Quando c’è il telegiornale chiedo alle mie figlie di guardarlo, voglio che sappiano, voglio che possano dirmi: ho paura. Voglio che siano consapevoli di quello che sta succedendo e continuino ad agire di conseguenza per se stesse e per gli altri.

Voglio che non sprechino il loro tempo ad essere meritevoli di cazzate o premi a punti ma che mettano energia in ciò che è importante. Non potranno mai stare bene se non si occuperanno del bene degli altri, un grido il mio per loro. Le vorrei donne capaci di sentire.

Non è, in fondo, quello che ci sta chiedendo la vita in questo momento? Occuparci degli altri attraverso le nostre azioni e se non finirà questa devastazione come potremmo mai ricominciare?

Voglio che anche per loro sia questo un momento di riflessione.

Ho letto un articolo il cui titolo diceva Non voglio che tutto torni come prima. Anche per me è così.

Vorrei che avessimo tutti più cura di chi ci sta vicino, della vita e più cura della morte, che dell’esistenza, appunto, ne fa parte.

Vorrei che avessimo più cura delle persone anziane, quelli che sono soli,  che magari non hanno più un marito, quelli che scartiamo dalla società nel momento in cui non sono più produttivi.

Ecco, poi c’è tutto il discorso intorno al prodotto, a quello che desideriamo da noi stessi.

Al fatto che spesso mettiamo al centro il nostro ego, i nostri problemi come se fossero i problemi del mondo. Il nostro libro da vendere, il progetto che ci fanno scartato, le insufficienze dei nostri figli…quanto siano piccoli a volte?

Mi piacerebbe che ogni lavoro avesse tutele giuste, dalla maternità, alla malattia…dai cococo, agli autonomi. Non togliere ai dipendenti, ma che discorso è? Ma aggiungere agli altri. pensate adesso come sarebbe importante.

Che ognuno di noi non cercasse il modo per trasgredire alle regole e penso all’evasione ( sappiamo che il numero è altissimo in Italia), dagli scontrini fiscali ad atti più grandi. Pensate se ognuno di noi pagasse le tasse ( cosa che i dipendenti fanno, non dimentichiamocelo) invece di intestare case alla moglie, allo zio, mandare soldi all’ estero e contribuisse secondo le proprie possibilità, pensate solo alla Sanità e alla Scuola. Pensate a come lo stato potrebbe investire nel lavoro.

Pensate a come collasserà il sistema sanitario degli Stati Uniti, visto che la Sanità non è pubblica. Moriranno i poveri, soprattutto, come d’altronde succede ogni giorno dentro al silenzio del mondo.

Tutte le mattine più o meno intorno alle sette porto fuori il cane, ci sono dei giardini sotto casa mia con dei muretti di pietra e degli alberi che formano quasi delle cucce. Non so da quanto tempo sotto una di queste cucce dorme un uomo.

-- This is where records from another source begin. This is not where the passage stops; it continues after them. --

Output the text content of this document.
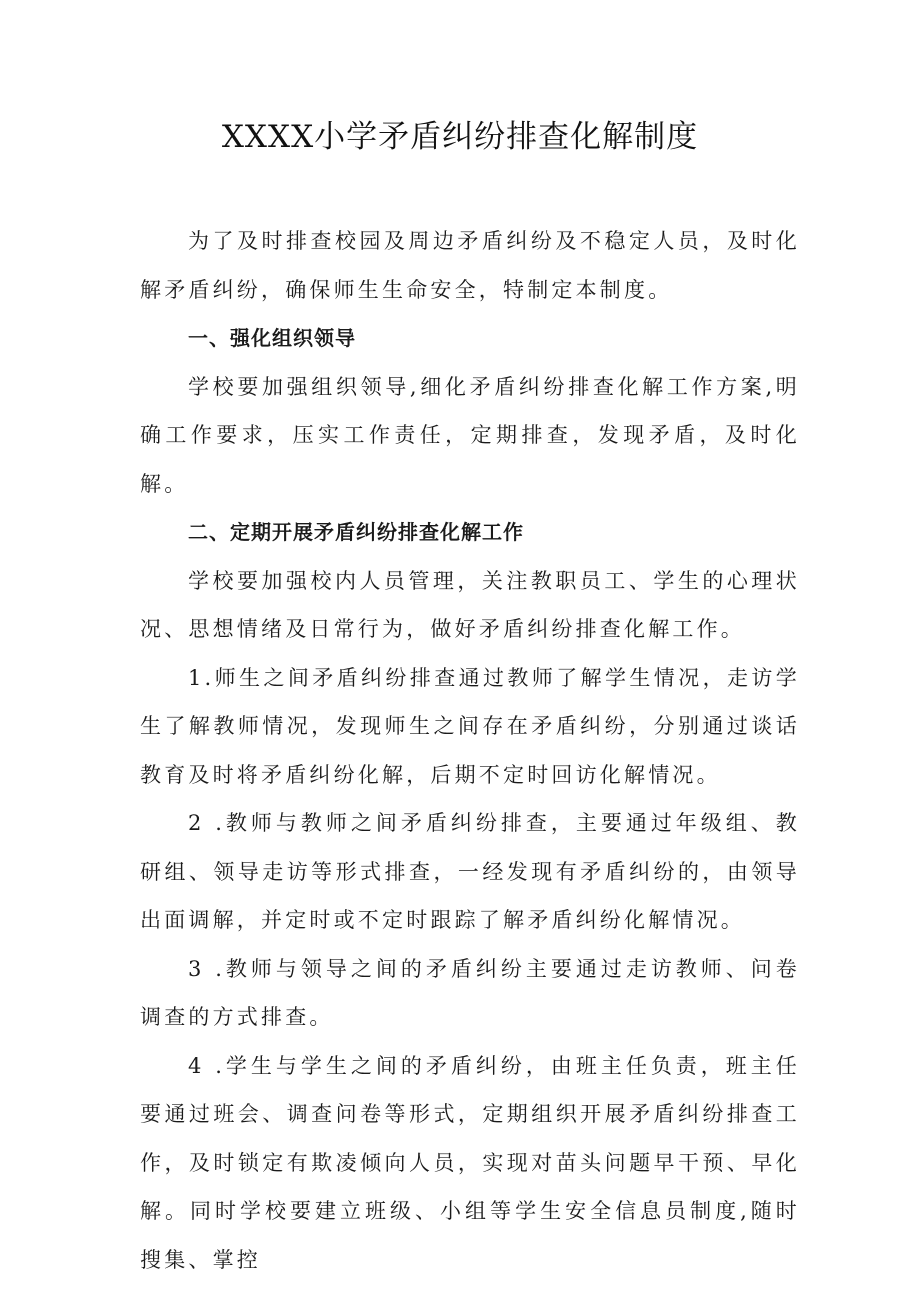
XXXX小学矛盾纠纷排查化解制度

为了及时排查校园及周边矛盾纠纷及不稳定人员，及时化解矛盾纠纷，确保师生生命安全，特制定本制度。

一、强化组织领导

学校要加强组织领导,细化矛盾纠纷排查化解工作方案,明确工作要求，压实工作责任，定期排查，发现矛盾，及时化解。

二、定期开展矛盾纠纷排查化解工作

学校要加强校内人员管理，关注教职员工、学生的心理状况、思想情绪及日常行为，做好矛盾纠纷排查化解工作。

1.师生之间矛盾纠纷排查通过教师了解学生情况，走访学生了解教师情况，发现师生之间存在矛盾纠纷，分别通过谈话教育及时将矛盾纠纷化解，后期不定时回访化解情况。

2 .教师与教师之间矛盾纠纷排查，主要通过年级组、教研组、领导走访等形式排查，一经发现有矛盾纠纷的，由领导出面调解，并定时或不定时跟踪了解矛盾纠纷化解情况。

3 .教师与领导之间的矛盾纠纷主要通过走访教师、问卷调查的方式排查。

4 .学生与学生之间的矛盾纠纷，由班主任负责，班主任要通过班会、调查问卷等形式，定期组织开展矛盾纠纷排查工作，及时锁定有欺凌倾向人员，实现对苗头问题早干预、早化解。同时学校要建立班级、小组等学生安全信息员制度,随时搜集、掌控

Credo sia la sua casa.

Non so di preciso quanto siano le persone al giorno che muoiono di povertà, i bambini che muoiono ogni giorno, credo un numero che ci farebbe accapponare la pelle.

Ecco, mi piacerebbe di questo tempo ci aiutasse a dare dignità a tutte le vite non solo quelle vicino a noi.

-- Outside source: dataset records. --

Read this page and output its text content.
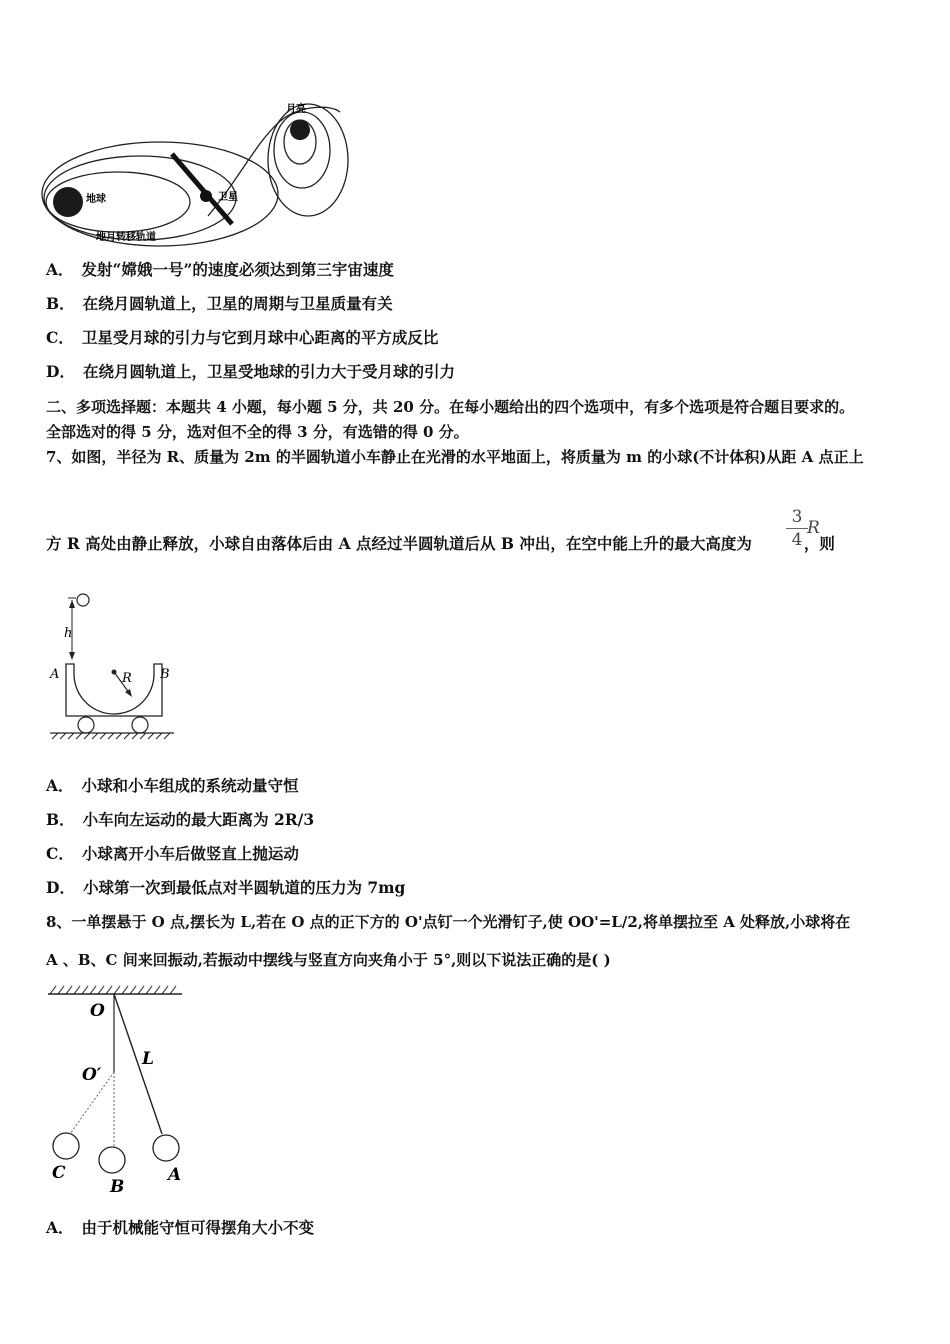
地球	卫星
月亮
地月转移轨道
A． 发射“嫦娥一号”的速度必须达到第三宇宙速度
B． 在绕月圆轨道上，卫星的周期与卫星质量有关
C． 卫星受月球的引力与它到月球中心距离的平方成反比
D． 在绕月圆轨道上，卫星受地球的引力大于受月球的引力
二、多项选择题：本题共 4 小题，每小题 5 分，共 20 分。在每小题给出的四个选项中，有多个选项是符合题目要求的。
全部选对的得 5 分，选对但不全的得 3 分，有选错的得 0 分。
7、如图，半径为 R、质量为 2m 的半圆轨道小车静止在光滑的水平地面上，将质量为 m 的小球(不计体积)从距 A 点正上
方 R 高处由静止释放，小球自由落体后由 A 点经过半圆轨道后从 B 冲出，在空中能上升的最大高度为	，则
3
4
R
h
R
A	B
A． 小球和小车组成的系统动量守恒
B． 小车向左运动的最大距离为 2R/3
C． 小球离开小车后做竖直上抛运动
D． 小球第一次到最低点对半圆轨道的压力为 7mg
8、一单摆悬于 O 点,摆长为 L,若在 O 点的正下方的 O'点钉一个光滑钉子,使 OO'=L/2,将单摆拉至 A 处释放,小球将在
A 、B、C 间来回振动,若振动中摆线与竖直方向夹角小于 5°,则以下说法正确的是( )
O
O′
L
C
B
A
A． 由于机械能守恒可得摆角大小不变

Le mie figlie mentre guardano il telegiornale hanno gli occhi aperti e preoccupati. Le lezioni di cui si lamentano si frantumano di fronte a ciò che sta succedendo.

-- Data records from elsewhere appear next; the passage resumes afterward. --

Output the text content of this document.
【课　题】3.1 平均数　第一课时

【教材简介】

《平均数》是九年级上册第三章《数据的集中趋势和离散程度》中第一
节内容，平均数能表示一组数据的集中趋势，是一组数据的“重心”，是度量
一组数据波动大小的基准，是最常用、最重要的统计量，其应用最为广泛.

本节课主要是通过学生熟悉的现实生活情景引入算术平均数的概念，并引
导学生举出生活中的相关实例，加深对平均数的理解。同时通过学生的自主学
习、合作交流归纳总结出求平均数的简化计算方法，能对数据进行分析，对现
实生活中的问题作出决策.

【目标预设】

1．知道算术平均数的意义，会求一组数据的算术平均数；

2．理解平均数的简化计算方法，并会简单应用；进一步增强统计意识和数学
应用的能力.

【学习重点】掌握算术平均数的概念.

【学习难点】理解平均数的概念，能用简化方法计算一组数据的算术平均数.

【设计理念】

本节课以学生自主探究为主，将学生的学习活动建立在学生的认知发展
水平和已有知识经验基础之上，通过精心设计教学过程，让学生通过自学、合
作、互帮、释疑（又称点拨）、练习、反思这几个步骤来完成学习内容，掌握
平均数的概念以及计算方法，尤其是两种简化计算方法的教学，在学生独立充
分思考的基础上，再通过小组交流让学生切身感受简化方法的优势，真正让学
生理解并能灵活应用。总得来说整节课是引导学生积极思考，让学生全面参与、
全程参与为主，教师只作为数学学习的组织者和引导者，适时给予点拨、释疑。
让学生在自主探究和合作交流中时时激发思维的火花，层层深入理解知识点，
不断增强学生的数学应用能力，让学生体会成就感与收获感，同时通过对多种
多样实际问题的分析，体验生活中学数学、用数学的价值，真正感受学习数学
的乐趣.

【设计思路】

Lo so che forse vorreste dei post più positivi e ottimisti. Lo so che forse leggere certe cose fa male, come fa male a me, ma poi ci penso e spero che tutto questo mi aiuti a prendere più consapevolezza e a fare le scelte giuste in un prossimo futuro.

Io non voglio dimenticare la solitudine di questi morti. Ieri più di ottocento. Non voglio dimenticarmi che esiste il dolore e dimenticarmi di chi si soffre. Sarebbe facile. Basterebbe pensare al prossimo libro che ho da scrivere, ai progetti futuri.

Ecco, nel mio progetto futuro vorrei ci fosse il mio popolo, inteso come mondo, il mio pianeta e la sua cura, l’esistenza compresa dei suoi morti.

Se non penso a questo mi sembra che il senso vada a farsi fottere.

Non ho altro da dire, sapete che scrivere mi aiuta.

Dalle finestre vedo una porzione di mare, gli alberi, sento il canto degli uccellini, vedo qualche pappagallo rosso e verde posarsi sui rami. Le gemme stanno spuntando.

È tempo di primavera. Il mondo va avanti e noi con lui. Cerchiamo di averne cura da qui in poi.